Day 3 - Love is not selfish

Along with refraining from negative comments, I was dared to buy my husband something that said, "I was thinking of you today."

Again, I'm going to sound like a broken record (blah, blah, blah) but I do this often. I buy my husband his favorite candy or magazine or whatever on any given day so again, *sigh* this dare did not seem very challenging. I did find myself thinking of it throughout the day though. I kept saying it over and over in my mind, "Buy him something that says I'm thinking about him." I thought of a nice bottle of sipping something that he enjoys when sitting around the fire, but didn't really know what kind he likes. I thought about English Toffee from the local candy maker, but know he's trying to lose weight this year. I thought of a new golf shirt, but goodness knows, he has a ton of those. I thought about buying him something that would help him stay organized as a coach considering this was his first summer coaching a competitive team, but I couldn't wrap my brain around what other than a secretary to keep his emails and paperwork straight but I already AM his secretary so I kept mulling it over and over in my head like worry beads in my pocket and I finally made a decision.


What did you choose to give your spouse?

I chose to buy him two books.  One about coaching boys 7 - 15 years and another that was inspirational about the influence dads have on boys through sports. 

What happened when you gave it?

I left the books in the bag up on the shelf where my husband keeps his things - keys, wallet, mail, etc., and wrote a note that I placed on top of the bag.  The note said, "For Inspiration!"  My husband came home from work and found the bag of books.  He asked me what they were for and I said (duh)"for inspiration" and he said thank you and that was it.
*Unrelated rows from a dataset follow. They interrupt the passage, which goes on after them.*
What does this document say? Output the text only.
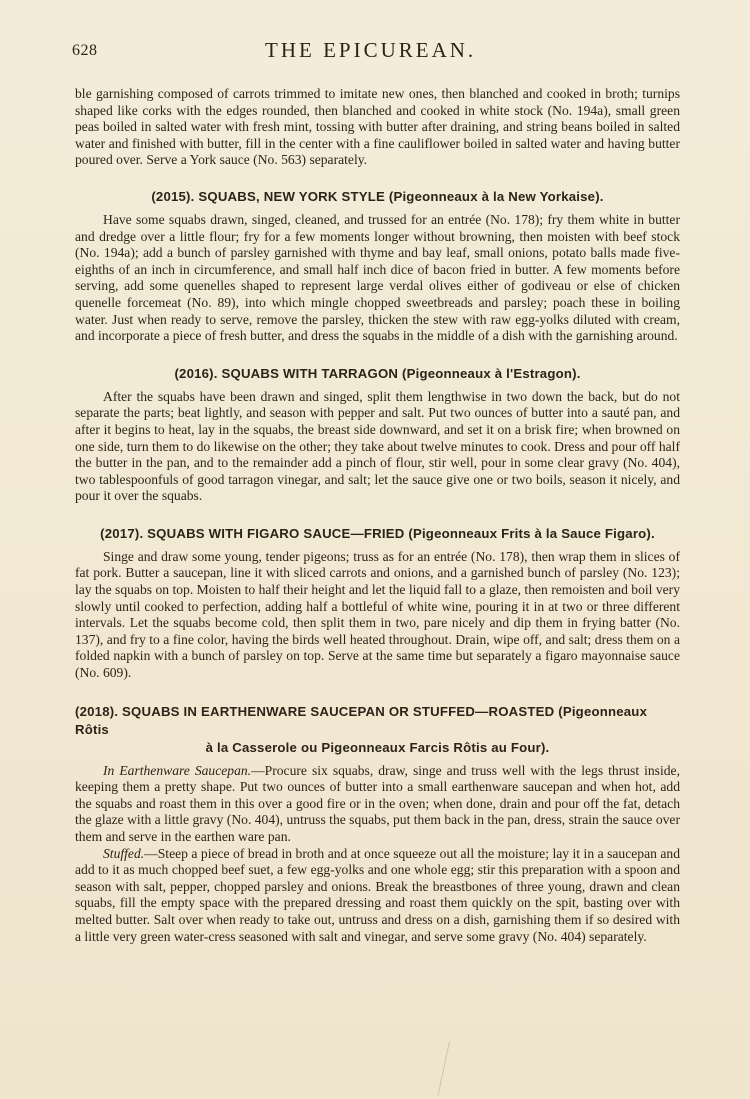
628	THE EPICUREAN.

ble garnishing composed of carrots trimmed to imitate new ones, then blanched and cooked in broth; turnips shaped like corks with the edges rounded, then blanched and cooked in white stock (No. 194a), small green peas boiled in salted water with fresh mint, tossing with butter after draining, and string beans boiled in salted water and finished with butter, fill in the center with a fine cauliflower boiled in salted water and having butter poured over. Serve a York sauce (No. 563) separately.

(2015). SQUABS, NEW YORK STYLE (Pigeonneaux à la New Yorkaise).

Have some squabs drawn, singed, cleaned, and trussed for an entrée (No. 178); fry them white in butter and dredge over a little flour; fry for a few moments longer without browning, then moisten with beef stock (No. 194a); add a bunch of parsley garnished with thyme and bay leaf, small onions, potato balls made five-eighths of an inch in circumference, and small half inch dice of bacon fried in butter. A few moments before serving, add some quenelles shaped to represent large verdal olives either of godiveau or else of chicken quenelle forcemeat (No. 89), into which mingle chopped sweetbreads and parsley; poach these in boiling water. Just when ready to serve, remove the parsley, thicken the stew with raw egg-yolks diluted with cream, and incorporate a piece of fresh butter, and dress the squabs in the middle of a dish with the garnishing around.

(2016). SQUABS WITH TARRAGON (Pigeonneaux à l'Estragon).

After the squabs have been drawn and singed, split them lengthwise in two down the back, but do not separate the parts; beat lightly, and season with pepper and salt. Put two ounces of butter into a sauté pan, and after it begins to heat, lay in the squabs, the breast side downward, and set it on a brisk fire; when browned on one side, turn them to do likewise on the other; they take about twelve minutes to cook. Dress and pour off half the butter in the pan, and to the remainder add a pinch of flour, stir well, pour in some clear gravy (No. 404), two tablespoonfuls of good tarragon vinegar, and salt; let the sauce give one or two boils, season it nicely, and pour it over the squabs.

(2017). SQUABS WITH FIGARO SAUCE—FRIED (Pigeonneaux Frits à la Sauce Figaro).

Singe and draw some young, tender pigeons; truss as for an entrée (No. 178), then wrap them in slices of fat pork. Butter a saucepan, line it with sliced carrots and onions, and a garnished bunch of parsley (No. 123); lay the squabs on top. Moisten to half their height and let the liquid fall to a glaze, then remoisten and boil very slowly until cooked to perfection, adding half a bottleful of white wine, pouring it in at two or three different intervals. Let the squabs become cold, then split them in two, pare nicely and dip them in frying batter (No. 137), and fry to a fine color, having the birds well heated throughout. Drain, wipe off, and salt; dress them on a folded napkin with a bunch of parsley on top. Serve at the same time but separately a figaro mayonnaise sauce (No. 609).

(2018). SQUABS IN EARTHENWARE SAUCEPAN OR STUFFED—ROASTED (Pigeonneaux Rôtis
à la Casserole ou Pigeonneaux Farcis Rôtis au Four).

In Earthenware Saucepan.—Procure six squabs, draw, singe and truss well with the legs thrust inside, keeping them a pretty shape. Put two ounces of butter into a small earthenware saucepan and when hot, add the squabs and roast them in this over a good fire or in the oven; when done, drain and pour off the fat, detach the glaze with a little gravy (No. 404), untruss the squabs, put them back in the pan, dress, strain the sauce over them and serve in the earthen ware pan.

Stuffed.—Steep a piece of bread in broth and at once squeeze out all the moisture; lay it in a saucepan and add to it as much chopped beef suet, a few egg-yolks and one whole egg; stir this preparation with a spoon and season with salt, pepper, chopped parsley and onions. Break the breastbones of three young, drawn and clean squabs, fill the empty space with the prepared dressing and roast them quickly on the spit, basting over with melted butter. Salt over when ready to take out, untruss and dress on a dish, garnishing them if so desired with a little very green water-cress seasoned with salt and vinegar, and serve some gravy (No. 404) separately.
I felt good choosing something that I know he will enjoy.  The process felt good - it forced me to really think about my husabnd, to sort through what's going on in his life these days...what stresses he has, what joys and connecting to your partner's day-to-day concerns is enlightening and growing.  Obviously, my ego would've loved a "WOW" reaction but I've become adept at being grateful for a sincere thank you knowing it is what he has, and knowing that is good for my heart.